Although that degree of transformation might have been out of the question for Fiennes, actor Viggo Mortensen went all out for his recent portrayal of Russian gangster Nikolai Luzhin in the film Eastern Promises. Apparently, once Mortensen found out he would be playing the role he began researching Russian prison tattoos and sent books about their meanings to director David Cronenberg. Cronenberg then sent the books to screenwriter Steve Knight, who incorporated the tattoos and their symbolism into the final script. In fact the tattoos are so ingrained in the story line, that Mortensen’s character actually gets a tattoo on screen. For that scene, production designer Carol Spier created a fake tattoo tool that wasn’t able to pierce skin, and Mortensesn’s actual Russian dialogue coach plays the tattoo artist who inks him.
It’s rumored Mortensen’s movie ink was so realistic that when he visited a Russian restaurant in costume, several of the diners got scared and left; apparently some of his temporary tattoos looked the same as the real tattoos given to top members of the Vory V Zakone Russian criminal brotherhood.The fact that fake tattoos can instill fear in real life is a testament of how far temporary tattooing has come. But are the current fakes on film the best the industry can do? Not likely, according to Michael Benjamin, Temptu’s current CEO. “Now we have airbrush paints, we have sealants, and a tattoo artist could actually use our products to freehand a tattoo in his own style,” he says. And some of Temptu’s best work has not even hit the big screen yet. Makeup artist Donne worked with the company to develop the tattoos for Charlie Kaufman’s upcoming film Synecdoche, which really pushes the limits of temporary tattooing.

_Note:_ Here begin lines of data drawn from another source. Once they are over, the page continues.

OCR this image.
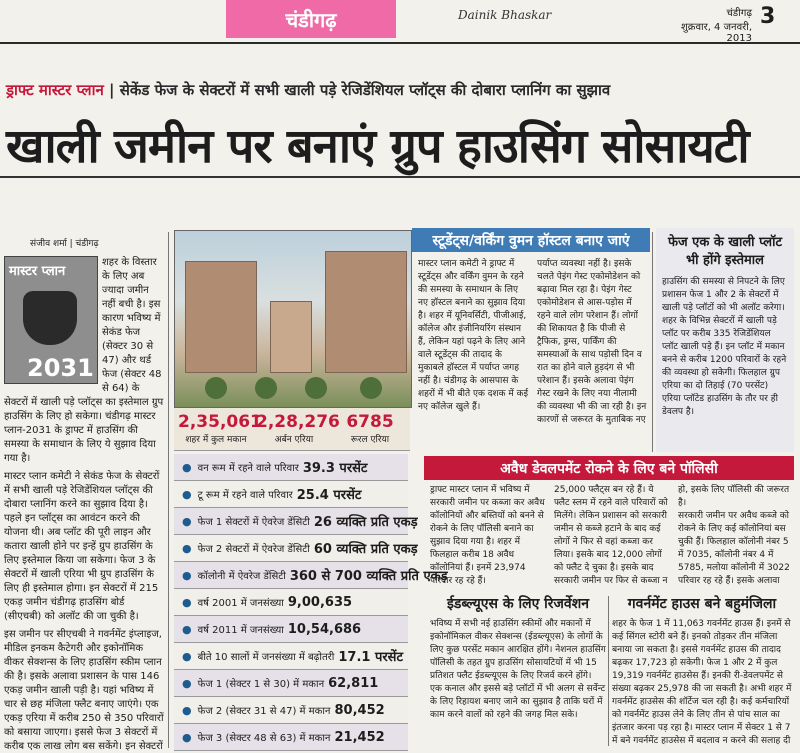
चंडीगढ़	Dainik Bhaskar	चंडीगढ़
शुक्रवार, 4 जनवरी, 2013
3
ड्राफ्ट मास्टर प्लान | सेकेंड फेज के सेक्टरों में सभी खाली पड़े रेजिडेंशियल प्लॉट्स की दोबारा प्लानिंग का सुझाव
खाली जमीन पर बनाएं ग्रुप हाउसिंग सोसायटी
संजीव शर्मा | चंडीगढ़
मास्टर प्लान
2031

शहर के विस्तार के लिए अब ज्यादा जमीन नहीं बची है। इस कारण भविष्य में सेकंड फेज (सेक्टर 30 से 47) और थर्ड फेज (सेक्टर 48 से 64) के सेक्टरों में खाली पड़े प्लॉट्स का इस्तेमाल ग्रुप हाउसिंग के लिए हो सकेगा। चंडीगढ़ मास्टर प्लान-2031 के ड्राफ्ट में हाउसिंग की समस्या के समाधान के लिए ये सुझाव दिया गया है।

मास्टर प्लान कमेटी ने सेकंड फेज के सेक्टरों में सभी खाली पड़े रेजिडेंशियल प्लॉट्स की दोबारा प्लानिंग करने का सुझाव दिया है। पहले इन प्लॉट्स का आवंटन करने की योजना थी। अब प्लॉट की पूरी लाइन और कतारा खाली होने पर इन्हें ग्रुप हाउसिंग के लिए इस्तेमाल किया जा सकेगा। फेज 3 के सेक्टरों में खाली एरिया भी ग्रुप हाउसिंग के लिए ही इस्तेमाल होगा। इन सेक्टरों में 215 एकड़ जमीन चंडीगढ़ हाउसिंग बोर्ड (सीएचबी) को अलॉट की जा चुकी है।

इस जमीन पर सीएचबी ने गवर्नमेंट इंप्लाइज, मीडिल इनकम कैटेगरी और इकोनॉमिक वीकर सेक्शन्स के लिए हाउसिंग स्कीम प्लान की है। इसके अलावा प्रशासन के पास 146 एकड़ जमीन खाली पड़ी है। यहां भविष्य में चार से छह मंजिला फ्लैट बनाए जाएंगे। एक एकड़ एरिया में करीब 250 से 350 परिवारों को बसाया जाएगा। इससे फेज 3 सेक्टरों में करीब एक लाख लोग बस सकेंगे। इन सेक्टरों

2,35,061
शहर में कुल मकान
2,28,276
अर्बन एरिया
6785
रूरल एरिया
● वन रूम में रहने वाले परिवार 39.3 परसेंट
● टू रूम में रहने वाले परिवार 25.4 परसेंट
● फेज 1 सेक्टरों में ऐवरेज डेंसिटी 26 व्यक्ति प्रति एकड़
● फेज 2 सेक्टरों में ऐवरेज डेंसिटी 60 व्यक्ति प्रति एकड़
● कॉलोनी में ऐवरेज डेंसिटी 360 से 700 व्यक्ति प्रति एकड़
● वर्ष 2001 में जनसंख्या 9,00,635
● वर्ष 2011 में जनसंख्या 10,54,686
● बीते 10 सालों में जनसंख्या में बढ़ोतरी 17.1 परसेंट
● फेज 1 (सेक्टर 1 से 30) में मकान 62,811
● फेज 2 (सेक्टर 31 से 47) में मकान 80,452
● फेज 3 (सेक्टर 48 से 63) में मकान 21,452
स्टूडेंट्स/वर्किंग वुमन हॉस्टल बनाए जाएं

मास्टर प्लान कमेटी ने ड्राफ्ट में स्टूडेंट्स और वर्किंग वुमन के रहने की समस्या के समाधान के लिए नए हॉस्टल बनाने का सुझाव दिया है। शहर में यूनिवर्सिटी, पीजीआई, कॉलेज और इंजीनियरिंग संस्थान हैं, लेकिन यहां पढ़ने के लिए आने वाले स्टूडेंट्स की तादाद के मुकाबले हॉस्टल में पर्याप्त जगह नहीं है। चंडीगढ़ के आसपास के शहरों में भी बीते एक दशक में कई नए कॉलेज खुले हैं।

पर्याप्त व्यवस्था नहीं है। इसके चलते पेइंग गेस्ट एकोमोडेशन को बढ़ावा मिल रहा है। पेइंग गेस्ट एकोमोडेशन से आस-पड़ोस में रहने वाले लोग परेशान हैं। लोगों की शिकायत है कि पीजी से ट्रैफिक, ड्रग्स, पार्किंग की समस्याओं के साथ पड़ोसी दिन व रात का होने वाले हुड़दंग से भी परेशान हैं। इसके अलावा पेइंग गेस्ट रखने के लिए नया नीलामी की व्यवस्था भी की जा रही है। इन कारणों से जरूरत के मुताबिक नए

फेज एक के खाली प्लॉट भी होंगे इस्तेमाल
हाउसिंग की समस्या से निपटने के लिए प्रशासन फेज 1 और 2 के सेक्टरों में खाली पड़े प्लॉटों को भी अलॉट करेगा। शहर के विभिन्न सेक्टरों में खाली पड़े प्लॉट पर करीब 335 रेजिडेंशियल प्लॉट खाली पड़े हैं। इन प्लॉट में मकान बनने से करीब 1200 परिवारों के रहने की व्यवस्था हो सकेगी। फिलहाल ग्रुप एरिया का दो तिहाई (70 परसेंट) एरिया प्लॉटेड हाउसिंग के तौर पर ही डेवलप है।
अवैध डेवलपमेंट रोकने के लिए बने पॉलिसी

ड्राफ्ट मास्टर प्लान में भविष्य में सरकारी जमीन पर कब्जा कर अवैध कॉलोनियों और बस्तियों को बनने से रोकने के लिए पॉलिसी बनाने का सुझाव दिया गया है। शहर में फिलहाल करीब 18 अवैध कॉलोनियां हैं। इनमें 23,974 परिवार रह रहे हैं।

25,000 फ्लैट्स बन रहे हैं। ये फ्लैट स्लम में रहने वाले परिवारों को मिलेंगे। लेकिन प्रशासन को सरकारी जमीन से कब्जे हटाने के बाद कई लोगों ने फिर से वहां कब्जा कर लिया। इसके बाद 12,000 लोगों को फ्लैट दे चुका है। इसके बाद सरकारी जमीन पर फिर से कब्जा न हो, इसके लिए पॉलिसी की जरूरत है।

सरकारी जमीन पर अवैध कब्जे को रोकने के लिए कई कॉलोनियां बस चुकी हैं। फिलहाल कॉलोनी नंबर 5 में 7035, कॉलोनी नंबर 4 में 5785, मलोया कॉलोनी में 3022 परिवार रह रहे हैं। इसके अलावा

ईडब्ल्यूएस के लिए रिजर्वेशन
भविष्य में सभी नई हाउसिंग स्कीमों और मकानों में इकोनॉमिकल वीकर सेक्शन्स (ईडब्ल्यूएस) के लोगों के लिए कुछ परसेंट मकान आरक्षित होंगे। नेशनल हाउसिंग पॉलिसी के तहत ग्रुप हाउसिंग सोसायटियों में भी 15 प्रतिशत फ्लैट ईडब्ल्यूएस के लिए रिजर्व करने होंगे। एक कनाल और इससे बड़े प्लॉटों में भी अलग से सर्वेन्ट के लिए रिहायश बनाए जाने का सुझाव है ताकि घरों में काम करने वालों को रहने की जगह मिल सके।
गवर्नमेंट हाउस बने बहुमंजिला
शहर के फेज 1 में 11,063 गवर्नमेंट हाउस हैं। इनमें से कई सिंगल स्टोरी बने हैं। इनको तोड़कर तीन मंजिला बनाया जा सकता है। इससे गवर्नमेंट हाउस की तादाद बढ़कर 17,723 हो सकेगी। फेज 1 और 2 में कुल 19,319 गवर्नमेंट हाउसेस हैं। इनकी री-डेवलपमेंट से संख्या बढ़कर 25,978 की जा सकती है। अभी शहर में गवर्नमेंट हाउसेस की शॉर्टेज चल रही है। कई कर्मचारियों को गवर्नमेंट हाउस लेने के लिए तीन से पांच साल का इंतजार करना पड़ रहा है। मास्टर प्लान में सेक्टर 1 से 7 में बने गवर्नमेंट हाउसेस में बदलाव न करने की सलाह दी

“We did a full body tattoo of this intricate rose on a woman for the film. It took two days to do and it is the most stunning thing,” Donne says. “The tattoos in this film are a really integral part of the story. There’s one on a character played by Catherine Keener, and a full back tattoo on a character played by Michelle Williams. … It’s going to be amazing.”
The movie isn’t set to be released until next year, but if you were lucky, you might have seen some of the movie’s tattoos already: “The actor who got the full body rose tattoo went on holiday right after filming, and she kept the entire thing on because she liked it so much,” Donne says.
If that actor eventually decides to get the tattoo design from the movie permanently inked on her body, she won’t be alone. Stratton says he’s heard of people getting the “xXx” tattoo Vin Diesel sported in the movie of the same name. And Berg says he’s actually replicating the Red Dragon tattoo on a client: “I’ve probably done 30 hours so far. It was kind of cool to see the whole thing with all the detail I intended, because I had to simplify the design a lot to get it to work in the movie.”
But even though many people have gotten real replicas of the ink they see on screen, that doesn’t necessarily mean it’s a good idea. Berg, who also created the intricate full-body tattoo actor Wentworth Miller wears for the television show Prison Break, isn’t so sure it would translate in real life. “I don’t know, it’s kind of lame. I mean, do you really want to be a TV character your whole life? Do you really want to look like Michael Scofield forever?” So perhaps take that as a warning: No matter how good temporary tattoos look on film and in television, maybe you’re better off with the real thing—and original artwork, of course.